Very interesting article by Sarah Terzo summarizing reporters’ comments after actually seeing abortion.  Reading her piece reminded of an article written by Dr. Richard Selzer years ago, entitled What I Saw at the Abortion.  He talked about the effect of actually seeing an abortion:

And it has happened that you cannot reason with me now.  For what can language do against the truth of what I saw?

More about that in a minute.  First, here are some of the best quotes from Ms. Terzo’s piece:

I felt a profound and unmistakable kinship with the foot and hand in the tray, a kinship so strong it was like the rolling of the sea under my feet.  (Harper’s Magazine author Verlyn Klinkenborg)

But the nurses, medical assistants, and doctors who worked inside procedure rooms … knew that an eleven-week-old POC harbored tiny arms and legs and feet with toes.  (author Sue Hertz, who spent a year observing abortions a busy abortion clinic)  [FAB: POC = products of conception]

I have seen this before. The face of a Russian soldier, lying on a frozen snow covered hill, stiff with death and cold. … A death factory is the same anywhere, and the agony of early death is the same anywhere.  (author Magda Denes)

Having seen what I saw, I cannot for a moment abide the disingenuousness of those who argue that a fetus is not human, or those who convince themselves that abortion is not killing.  (Newsday reporter B.D. Colen, who witnessed a 2nd-trimester D&E abortion)

As I left the operating room, I shook my head in an attempt to get the horrible vision out of my head.

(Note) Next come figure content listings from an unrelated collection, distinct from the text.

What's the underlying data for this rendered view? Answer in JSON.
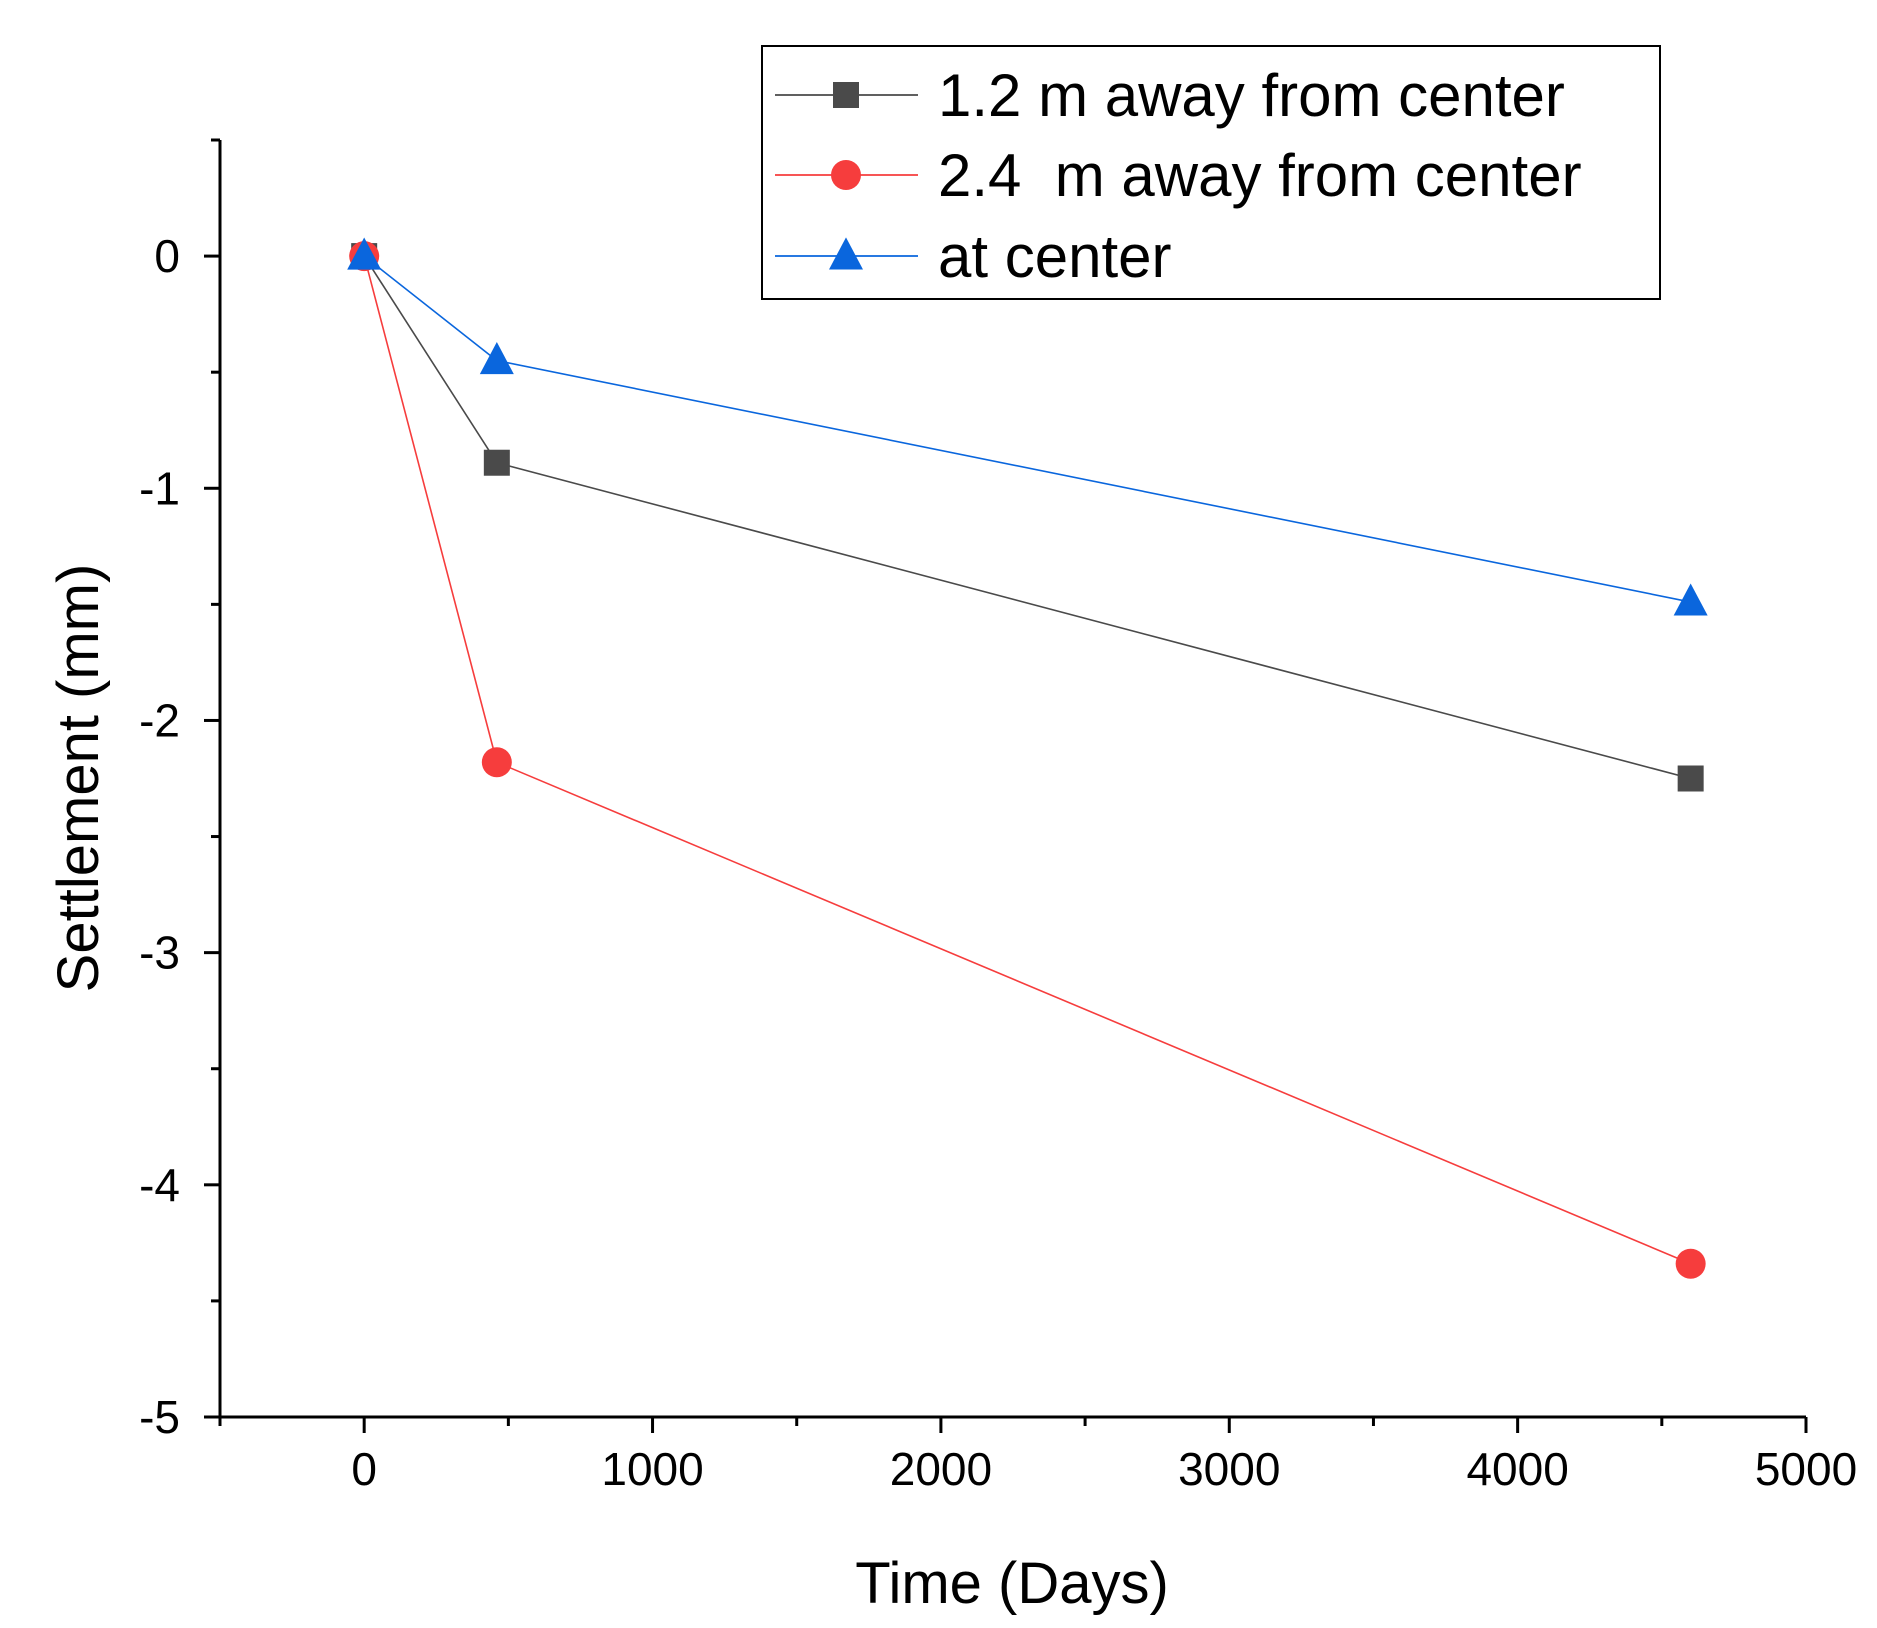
{
  "chart_data": {
    "type": "line",
    "title": "",
    "xlabel": "Time (Days)",
    "ylabel": "Settlement (mm)",
    "xlim": [
      -500,
      5000
    ],
    "ylim": [
      -5,
      0.5
    ],
    "x_ticks": [
      0,
      1000,
      2000,
      3000,
      4000,
      5000
    ],
    "x_tick_labels": [
      "0",
      "1000",
      "2000",
      "3000",
      "4000",
      "5000"
    ],
    "x_minor_ticks": [
      -500,
      500,
      1500,
      2500,
      3500,
      4500
    ],
    "y_ticks": [
      0,
      -1,
      -2,
      -3,
      -4,
      -5
    ],
    "y_tick_labels": [
      "0",
      "-1",
      "-2",
      "-3",
      "-4",
      "-5"
    ],
    "y_minor_ticks": [
      0.5,
      -0.5,
      -1.5,
      -2.5,
      -3.5,
      -4.5
    ],
    "grid": false,
    "legend_position": "top-right",
    "series": [
      {
        "name": "1.2 m away from center",
        "marker": "square",
        "color": "#4a4a4a",
        "x": [
          0,
          460,
          4600
        ],
        "y": [
          0,
          -0.89,
          -2.25
        ]
      },
      {
        "name": "2.4  m away from center",
        "marker": "circle",
        "color": "#f63d3d",
        "x": [
          0,
          460,
          4600
        ],
        "y": [
          0,
          -2.18,
          -4.34
        ]
      },
      {
        "name": "at center",
        "marker": "triangle",
        "color": "#0a66dd",
        "x": [
          0,
          460,
          4600
        ],
        "y": [
          0,
          -0.45,
          -1.49
        ]
      }
    ]
  }
}
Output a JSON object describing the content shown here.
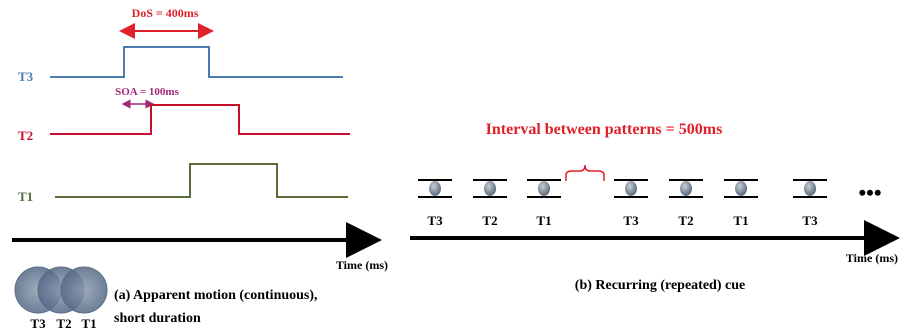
{
  "left_panel": {
    "dos_label": "DoS = 400ms",
    "soa_label": "SOA = 100ms",
    "tracks": [
      {
        "label": "T3",
        "color": "#4a7cb0"
      },
      {
        "label": "T2",
        "color": "#c8102e"
      },
      {
        "label": "T1",
        "color": "#5a6b3a"
      }
    ],
    "time_axis_label": "Time (ms)",
    "caption_line1": "(a) Apparent motion (continuous),",
    "caption_line2": "short duration",
    "venn_labels": [
      "T3",
      "T2",
      "T1"
    ]
  },
  "right_panel": {
    "interval_label": "Interval between patterns = 500ms",
    "sequence_labels": [
      "T3",
      "T2",
      "T1",
      "T3",
      "T2",
      "T1",
      "T3"
    ],
    "ellipsis": "•••",
    "time_axis_label": "Time (ms)",
    "caption": "(b) Recurring (repeated) cue"
  },
  "colors": {
    "accent_red": "#e0202a",
    "soa_purple": "#a0287a",
    "axis": "#000000",
    "circle_fill": "#6b7f95",
    "disc_fill": "#8a98a8"
  }
}
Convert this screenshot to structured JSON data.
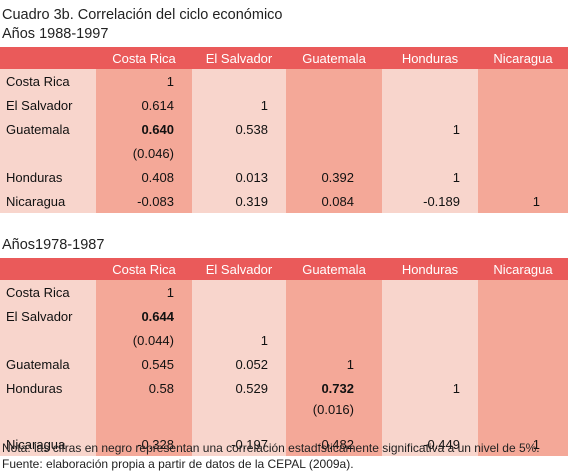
{
  "table1": {
    "title": "Cuadro 3b. Correlación del ciclo económico",
    "subtitle": "Años 1988-1997",
    "columns": [
      "Costa Rica",
      "El Salvador",
      "Guatemala",
      "Honduras",
      "Nicaragua"
    ],
    "rows": [
      {
        "label": "Costa Rica",
        "cells": [
          "1",
          "",
          "",
          "",
          ""
        ]
      },
      {
        "label": "El Salvador",
        "cells": [
          "0.614",
          "1",
          "",
          "",
          ""
        ]
      },
      {
        "label": "Guatemala",
        "cells": [
          "0.640",
          "0.538",
          "",
          "1",
          ""
        ]
      },
      {
        "label": "",
        "cells": [
          "(0.046)",
          "",
          "",
          "",
          ""
        ]
      },
      {
        "label": "Honduras",
        "cells": [
          "0.408",
          "0.013",
          "0.392",
          "1",
          ""
        ]
      },
      {
        "label": "Nicaragua",
        "cells": [
          "-0.083",
          "0.319",
          "0.084",
          "-0.189",
          "1"
        ]
      }
    ]
  },
  "table2": {
    "subtitle": "Años1978-1987",
    "columns": [
      "Costa Rica",
      "El Salvador",
      "Guatemala",
      "Honduras",
      "Nicaragua"
    ],
    "rows": [
      {
        "label": "Costa Rica",
        "cells": [
          "1",
          "",
          "",
          "",
          ""
        ]
      },
      {
        "label": "El Salvador",
        "cells": [
          "0.644",
          "",
          "",
          "",
          ""
        ]
      },
      {
        "label": "",
        "cells": [
          "(0.044)",
          "1",
          "",
          "",
          ""
        ]
      },
      {
        "label": "Guatemala",
        "cells": [
          "0.545",
          "0.052",
          "1",
          "",
          ""
        ]
      },
      {
        "label": "Honduras",
        "cells": [
          "0.58",
          "0.529",
          "0.732",
          "1",
          ""
        ]
      },
      {
        "label": "",
        "cells": [
          "",
          "",
          "(0.016)",
          "",
          ""
        ]
      },
      {
        "label": "Nicaragua",
        "cells": [
          "-0.328",
          "-0.197",
          "-0.482",
          "-0.449",
          "1"
        ]
      }
    ]
  },
  "footer": {
    "note": "Nota: las cifras en negro representan una correlación estadísticamente significativa a un nivel de 5%.",
    "source": "Fuente: elaboración propia a partir de datos de la CEPAL (2009a)."
  }
}
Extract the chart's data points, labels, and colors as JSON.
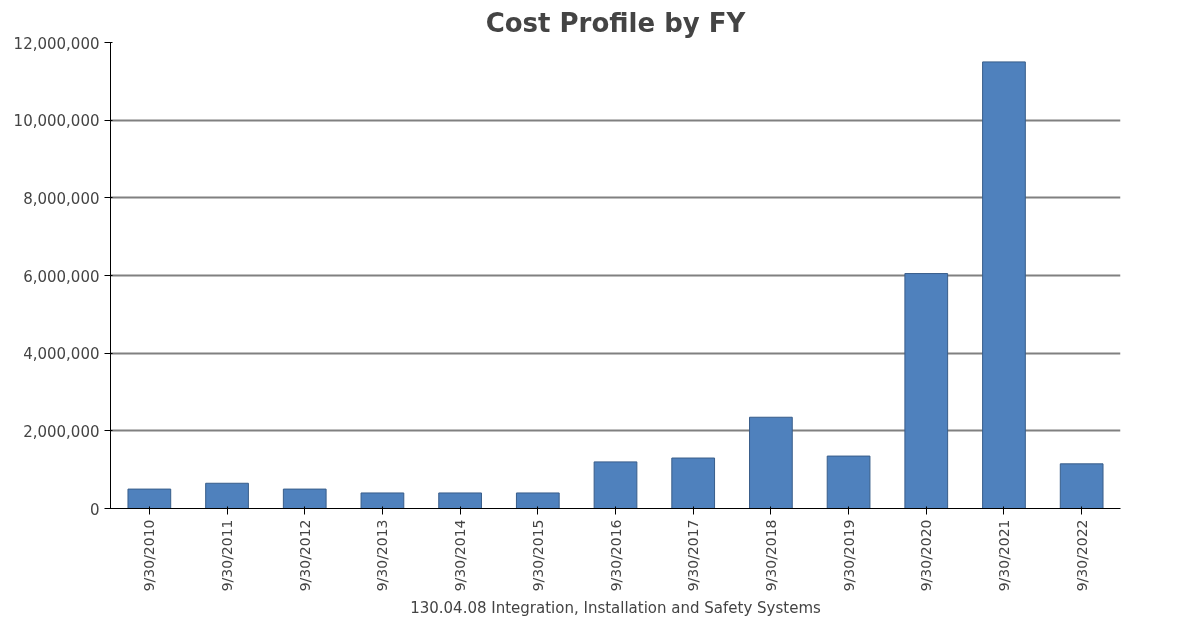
{
  "chart_data": {
    "type": "bar",
    "title": "Cost Profile by FY",
    "xlabel": "130.04.08 Integration, Installation and Safety Systems",
    "categories": [
      "9/30/2010",
      "9/30/2011",
      "9/30/2012",
      "9/30/2013",
      "9/30/2014",
      "9/30/2015",
      "9/30/2016",
      "9/30/2017",
      "9/30/2018",
      "9/30/2019",
      "9/30/2020",
      "9/30/2021",
      "9/30/2022"
    ],
    "values": [
      500000,
      650000,
      500000,
      400000,
      400000,
      400000,
      1200000,
      1300000,
      2350000,
      1350000,
      6050000,
      11500000,
      1150000
    ],
    "color": "#4f81bd",
    "ylim": [
      0,
      12000000
    ],
    "yticks": [
      {
        "value": 0,
        "label": "0"
      },
      {
        "value": 2000000,
        "label": "2,000,000"
      },
      {
        "value": 4000000,
        "label": "4,000,000"
      },
      {
        "value": 6000000,
        "label": "6,000,000"
      },
      {
        "value": 8000000,
        "label": "8,000,000"
      },
      {
        "value": 10000000,
        "label": "10,000,000"
      },
      {
        "value": 12000000,
        "label": "12,000,000"
      }
    ],
    "grid": "y"
  }
}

I couldn’t. It was there; it would always be there: a little hand…a little rib cage.  (former medical student)

Read the entire article here.

In 1976, Dr. Richard Selzer was a surgeon at Yale University.  In January of that year, he authored an essay entitled “What I Saw at the Abortion,” which appeared in, of all places, Esquire Magazine.  In this piece, he described witnessing a prostaglandin-injection abortion performed at 24 weeks gestation.  Referring to the spirited fight put up by the preborn child in the defense of his own life, Selzer concluded:

Whatever else is said in abortion’s defense, the vision of that other defense will not vanish from my eyes. … And it has happened that you cannot reason with me now.  For what can language do against the truth of what I saw?

Indeed, what can lying words and sophistry do against undeniable truth?